While the Canadian forestry industry braces for a second wave of U.S. duties expected to hit any time now, the Commerce Department announced today that it has made a preliminary decision to exclude three of the country’s Atlantic provinces from its investigation into whether Canada is dumping or subsidizing exports of softwood lumber.
The decision to exclude Newfoundland and Labrador, Nova Scotia and Prince Edward Island came at the request of U.S industry and the Canadian provinces and had the backing of the U.S. lumber industry, according to a statement by Commerce Secretary Wilbur Ross.
“I am pleased to announce that my staff has determined the exclusion of these products is appropriate,” said Ross. “The U.S. petitioners and other parties support this determination; it of course will be subject to further comment on the record. A final decision on the matter is expected by late summer."
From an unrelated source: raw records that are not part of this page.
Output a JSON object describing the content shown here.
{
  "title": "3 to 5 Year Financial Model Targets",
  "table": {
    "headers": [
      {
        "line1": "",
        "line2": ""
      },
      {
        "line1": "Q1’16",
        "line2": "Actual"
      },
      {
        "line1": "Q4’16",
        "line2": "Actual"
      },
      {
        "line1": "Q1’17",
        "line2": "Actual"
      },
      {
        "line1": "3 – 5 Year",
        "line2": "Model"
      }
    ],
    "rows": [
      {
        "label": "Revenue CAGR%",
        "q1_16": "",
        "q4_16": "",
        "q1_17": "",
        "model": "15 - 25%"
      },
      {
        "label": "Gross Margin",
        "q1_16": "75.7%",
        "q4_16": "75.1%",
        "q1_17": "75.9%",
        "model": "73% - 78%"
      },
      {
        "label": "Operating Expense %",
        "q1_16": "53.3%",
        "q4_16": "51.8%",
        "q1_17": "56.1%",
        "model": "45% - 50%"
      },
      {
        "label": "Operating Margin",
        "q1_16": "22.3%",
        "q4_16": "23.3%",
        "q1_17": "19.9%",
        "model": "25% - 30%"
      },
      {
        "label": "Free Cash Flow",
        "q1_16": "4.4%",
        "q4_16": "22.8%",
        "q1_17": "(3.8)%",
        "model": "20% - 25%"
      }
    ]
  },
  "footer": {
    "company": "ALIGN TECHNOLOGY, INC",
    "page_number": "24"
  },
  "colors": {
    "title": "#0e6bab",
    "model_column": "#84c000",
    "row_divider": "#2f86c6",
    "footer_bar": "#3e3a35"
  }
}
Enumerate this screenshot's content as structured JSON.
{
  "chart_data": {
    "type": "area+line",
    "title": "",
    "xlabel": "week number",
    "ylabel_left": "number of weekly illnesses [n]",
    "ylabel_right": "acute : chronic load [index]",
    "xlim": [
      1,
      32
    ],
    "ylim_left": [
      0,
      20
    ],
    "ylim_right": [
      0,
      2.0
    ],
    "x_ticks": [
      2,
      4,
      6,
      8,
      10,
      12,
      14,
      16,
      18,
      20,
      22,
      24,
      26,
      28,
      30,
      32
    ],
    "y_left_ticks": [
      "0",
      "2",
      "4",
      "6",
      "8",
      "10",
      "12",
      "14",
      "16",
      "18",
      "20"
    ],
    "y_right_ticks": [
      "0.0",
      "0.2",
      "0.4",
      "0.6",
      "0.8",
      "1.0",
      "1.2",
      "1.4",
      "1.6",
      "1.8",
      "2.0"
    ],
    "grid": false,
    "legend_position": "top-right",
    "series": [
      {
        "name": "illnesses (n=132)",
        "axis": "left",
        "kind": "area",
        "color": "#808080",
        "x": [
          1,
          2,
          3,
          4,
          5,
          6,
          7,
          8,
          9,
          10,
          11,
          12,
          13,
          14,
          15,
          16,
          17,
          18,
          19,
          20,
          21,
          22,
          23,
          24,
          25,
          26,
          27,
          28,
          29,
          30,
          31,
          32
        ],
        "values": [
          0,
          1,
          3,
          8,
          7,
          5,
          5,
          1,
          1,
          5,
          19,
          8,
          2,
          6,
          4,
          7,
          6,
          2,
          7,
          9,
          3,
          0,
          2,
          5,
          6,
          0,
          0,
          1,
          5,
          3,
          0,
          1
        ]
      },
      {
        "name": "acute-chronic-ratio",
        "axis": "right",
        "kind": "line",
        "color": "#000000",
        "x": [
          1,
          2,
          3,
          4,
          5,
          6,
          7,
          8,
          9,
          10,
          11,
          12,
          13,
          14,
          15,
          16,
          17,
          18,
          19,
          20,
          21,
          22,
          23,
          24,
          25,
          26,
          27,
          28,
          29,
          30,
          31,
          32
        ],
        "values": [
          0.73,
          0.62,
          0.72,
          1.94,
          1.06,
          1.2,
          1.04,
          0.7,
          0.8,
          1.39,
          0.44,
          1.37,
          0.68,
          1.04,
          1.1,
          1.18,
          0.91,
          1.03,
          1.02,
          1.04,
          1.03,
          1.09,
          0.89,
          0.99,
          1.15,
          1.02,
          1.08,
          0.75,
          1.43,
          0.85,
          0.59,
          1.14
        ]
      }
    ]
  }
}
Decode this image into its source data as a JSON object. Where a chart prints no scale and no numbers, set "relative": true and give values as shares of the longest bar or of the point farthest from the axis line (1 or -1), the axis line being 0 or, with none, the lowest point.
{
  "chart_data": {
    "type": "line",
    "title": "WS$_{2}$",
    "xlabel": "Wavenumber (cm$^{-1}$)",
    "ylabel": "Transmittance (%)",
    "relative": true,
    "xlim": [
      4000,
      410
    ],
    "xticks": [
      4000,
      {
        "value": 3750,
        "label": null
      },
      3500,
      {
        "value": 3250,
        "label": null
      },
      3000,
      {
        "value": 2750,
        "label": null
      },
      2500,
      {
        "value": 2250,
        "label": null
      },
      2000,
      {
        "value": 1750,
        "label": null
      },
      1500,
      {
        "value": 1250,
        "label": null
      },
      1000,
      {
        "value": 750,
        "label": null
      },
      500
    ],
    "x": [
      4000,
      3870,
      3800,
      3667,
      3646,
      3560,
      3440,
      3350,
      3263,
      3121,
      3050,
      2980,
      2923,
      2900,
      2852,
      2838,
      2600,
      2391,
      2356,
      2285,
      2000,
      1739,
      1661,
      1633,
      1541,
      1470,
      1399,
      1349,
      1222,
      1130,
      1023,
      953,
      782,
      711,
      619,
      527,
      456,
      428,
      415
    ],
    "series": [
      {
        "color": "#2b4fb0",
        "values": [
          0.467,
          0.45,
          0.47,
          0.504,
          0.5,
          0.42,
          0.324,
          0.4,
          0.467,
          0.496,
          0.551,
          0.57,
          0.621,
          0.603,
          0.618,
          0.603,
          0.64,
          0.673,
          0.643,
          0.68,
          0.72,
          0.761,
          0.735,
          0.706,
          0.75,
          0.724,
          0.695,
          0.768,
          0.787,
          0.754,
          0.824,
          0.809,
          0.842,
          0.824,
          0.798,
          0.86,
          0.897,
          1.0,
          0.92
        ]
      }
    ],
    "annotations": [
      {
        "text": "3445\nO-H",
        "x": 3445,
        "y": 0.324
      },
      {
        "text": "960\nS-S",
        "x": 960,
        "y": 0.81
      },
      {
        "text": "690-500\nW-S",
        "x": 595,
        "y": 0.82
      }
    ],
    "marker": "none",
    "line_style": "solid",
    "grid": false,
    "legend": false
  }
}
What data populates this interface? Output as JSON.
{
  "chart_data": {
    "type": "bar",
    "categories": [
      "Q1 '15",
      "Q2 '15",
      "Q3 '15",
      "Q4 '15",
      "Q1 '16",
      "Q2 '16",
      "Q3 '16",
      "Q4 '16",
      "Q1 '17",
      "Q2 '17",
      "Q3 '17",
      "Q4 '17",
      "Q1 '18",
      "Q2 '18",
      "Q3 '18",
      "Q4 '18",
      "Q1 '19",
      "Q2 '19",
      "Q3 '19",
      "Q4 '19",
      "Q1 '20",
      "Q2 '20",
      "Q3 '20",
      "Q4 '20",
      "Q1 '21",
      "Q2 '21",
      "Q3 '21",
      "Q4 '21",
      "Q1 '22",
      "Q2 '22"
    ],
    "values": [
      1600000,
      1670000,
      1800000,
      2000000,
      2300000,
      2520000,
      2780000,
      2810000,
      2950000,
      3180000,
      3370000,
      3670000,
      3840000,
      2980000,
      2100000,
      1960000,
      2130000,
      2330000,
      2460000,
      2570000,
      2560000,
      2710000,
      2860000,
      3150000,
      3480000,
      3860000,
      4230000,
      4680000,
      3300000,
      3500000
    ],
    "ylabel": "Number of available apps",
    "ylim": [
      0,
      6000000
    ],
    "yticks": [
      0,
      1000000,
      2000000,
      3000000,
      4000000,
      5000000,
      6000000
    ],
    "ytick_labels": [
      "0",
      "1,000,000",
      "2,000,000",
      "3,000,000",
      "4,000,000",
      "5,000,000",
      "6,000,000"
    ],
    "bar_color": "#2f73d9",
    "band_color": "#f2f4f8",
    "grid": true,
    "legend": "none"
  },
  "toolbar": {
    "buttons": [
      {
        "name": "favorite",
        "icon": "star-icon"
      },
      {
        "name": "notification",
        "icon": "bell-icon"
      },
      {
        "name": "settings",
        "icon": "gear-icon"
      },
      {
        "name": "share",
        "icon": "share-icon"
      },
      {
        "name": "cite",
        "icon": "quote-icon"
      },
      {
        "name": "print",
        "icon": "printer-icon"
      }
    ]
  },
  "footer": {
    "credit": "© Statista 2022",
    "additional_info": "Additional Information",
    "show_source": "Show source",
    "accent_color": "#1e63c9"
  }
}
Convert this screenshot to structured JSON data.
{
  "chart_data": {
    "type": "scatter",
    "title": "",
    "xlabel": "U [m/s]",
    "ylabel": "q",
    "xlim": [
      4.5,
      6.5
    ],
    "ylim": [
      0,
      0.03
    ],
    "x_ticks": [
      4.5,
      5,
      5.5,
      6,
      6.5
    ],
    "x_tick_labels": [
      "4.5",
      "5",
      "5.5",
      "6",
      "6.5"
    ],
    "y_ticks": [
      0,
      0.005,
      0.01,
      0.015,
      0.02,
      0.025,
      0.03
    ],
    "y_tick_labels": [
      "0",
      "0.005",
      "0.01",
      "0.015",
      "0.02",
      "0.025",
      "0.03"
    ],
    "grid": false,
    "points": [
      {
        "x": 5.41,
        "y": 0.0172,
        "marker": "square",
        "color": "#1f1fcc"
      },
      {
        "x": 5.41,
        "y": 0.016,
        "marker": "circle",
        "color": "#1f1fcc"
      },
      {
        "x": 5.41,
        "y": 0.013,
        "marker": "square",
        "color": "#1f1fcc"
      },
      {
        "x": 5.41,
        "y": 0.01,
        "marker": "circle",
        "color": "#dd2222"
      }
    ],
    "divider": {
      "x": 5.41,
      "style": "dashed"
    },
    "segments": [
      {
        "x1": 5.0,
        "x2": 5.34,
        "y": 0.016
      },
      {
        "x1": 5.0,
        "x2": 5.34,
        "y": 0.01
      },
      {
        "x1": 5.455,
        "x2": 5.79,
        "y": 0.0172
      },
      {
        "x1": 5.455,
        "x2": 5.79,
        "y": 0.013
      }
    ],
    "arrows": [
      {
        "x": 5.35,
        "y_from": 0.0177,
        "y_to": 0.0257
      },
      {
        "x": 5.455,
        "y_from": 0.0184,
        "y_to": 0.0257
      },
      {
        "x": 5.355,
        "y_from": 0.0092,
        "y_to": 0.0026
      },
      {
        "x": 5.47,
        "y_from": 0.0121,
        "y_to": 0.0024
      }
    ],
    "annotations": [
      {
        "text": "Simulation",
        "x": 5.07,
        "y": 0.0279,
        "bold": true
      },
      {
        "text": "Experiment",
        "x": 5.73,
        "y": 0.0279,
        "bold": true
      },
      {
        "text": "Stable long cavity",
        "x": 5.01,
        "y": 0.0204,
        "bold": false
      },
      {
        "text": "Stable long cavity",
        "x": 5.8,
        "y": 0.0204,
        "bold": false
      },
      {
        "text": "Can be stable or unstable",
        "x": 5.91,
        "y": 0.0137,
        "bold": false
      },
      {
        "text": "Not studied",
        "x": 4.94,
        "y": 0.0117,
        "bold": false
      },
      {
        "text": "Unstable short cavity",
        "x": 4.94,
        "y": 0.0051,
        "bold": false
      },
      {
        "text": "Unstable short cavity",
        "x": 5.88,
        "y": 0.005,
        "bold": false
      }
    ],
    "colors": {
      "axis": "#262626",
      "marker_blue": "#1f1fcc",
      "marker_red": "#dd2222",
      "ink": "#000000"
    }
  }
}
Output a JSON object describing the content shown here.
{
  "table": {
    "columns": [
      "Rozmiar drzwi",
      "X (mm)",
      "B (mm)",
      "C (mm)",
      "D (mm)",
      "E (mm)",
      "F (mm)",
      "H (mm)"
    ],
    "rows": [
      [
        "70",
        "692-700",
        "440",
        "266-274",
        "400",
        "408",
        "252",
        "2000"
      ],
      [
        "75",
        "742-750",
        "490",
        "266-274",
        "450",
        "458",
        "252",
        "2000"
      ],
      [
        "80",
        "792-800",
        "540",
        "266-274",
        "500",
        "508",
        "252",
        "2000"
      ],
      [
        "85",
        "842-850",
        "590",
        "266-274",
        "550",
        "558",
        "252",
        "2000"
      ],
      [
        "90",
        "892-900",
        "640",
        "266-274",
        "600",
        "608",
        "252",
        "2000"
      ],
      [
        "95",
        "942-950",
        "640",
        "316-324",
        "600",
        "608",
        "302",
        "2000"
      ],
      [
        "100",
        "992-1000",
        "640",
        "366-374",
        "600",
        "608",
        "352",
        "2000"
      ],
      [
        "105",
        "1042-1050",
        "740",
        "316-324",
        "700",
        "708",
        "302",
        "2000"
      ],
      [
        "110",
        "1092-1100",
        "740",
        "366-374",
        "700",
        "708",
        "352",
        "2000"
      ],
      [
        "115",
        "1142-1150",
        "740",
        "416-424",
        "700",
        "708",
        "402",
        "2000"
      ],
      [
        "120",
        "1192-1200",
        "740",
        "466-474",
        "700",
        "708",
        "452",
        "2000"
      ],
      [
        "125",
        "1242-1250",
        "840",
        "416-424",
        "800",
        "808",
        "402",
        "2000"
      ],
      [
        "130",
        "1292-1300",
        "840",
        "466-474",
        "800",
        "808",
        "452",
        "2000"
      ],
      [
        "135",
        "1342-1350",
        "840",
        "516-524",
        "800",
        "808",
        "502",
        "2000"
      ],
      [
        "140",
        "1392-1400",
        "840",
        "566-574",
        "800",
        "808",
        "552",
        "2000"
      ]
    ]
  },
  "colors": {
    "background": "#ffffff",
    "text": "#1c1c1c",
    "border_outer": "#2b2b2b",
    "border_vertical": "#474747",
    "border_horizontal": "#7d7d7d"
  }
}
Most of the wood in Atlantic Canada is harvested from private land, and the provincial governments and local producers had argued that they operate under a largely “free-market” model. “The U.S. industry has indicated that it has faith in the certification process and is not being injured by these products,” the Commerce statement said.
It should be noted that the exclusion accounts for just roughly one percent of Canada’s softwood lumber exports and does not include New Brunswick, the biggest producer in the region and home to targeted company J.D. Irving Ltd. Furthermore, as this is a preliminary decision, for now, U.S. Customs will continue to collect countervailing duty cash deposits on imports of lumber from the three excluded provinces.
A final determination is scheduled to be made in September. Should Commerce make a final decision to exclude from the AD and CVD investigations lumber certified to be produced in the Atlantic Provinces (from logs harvested from those provinces), it will cease the collection of cash deposits and instruct Customs to refund all the money collected.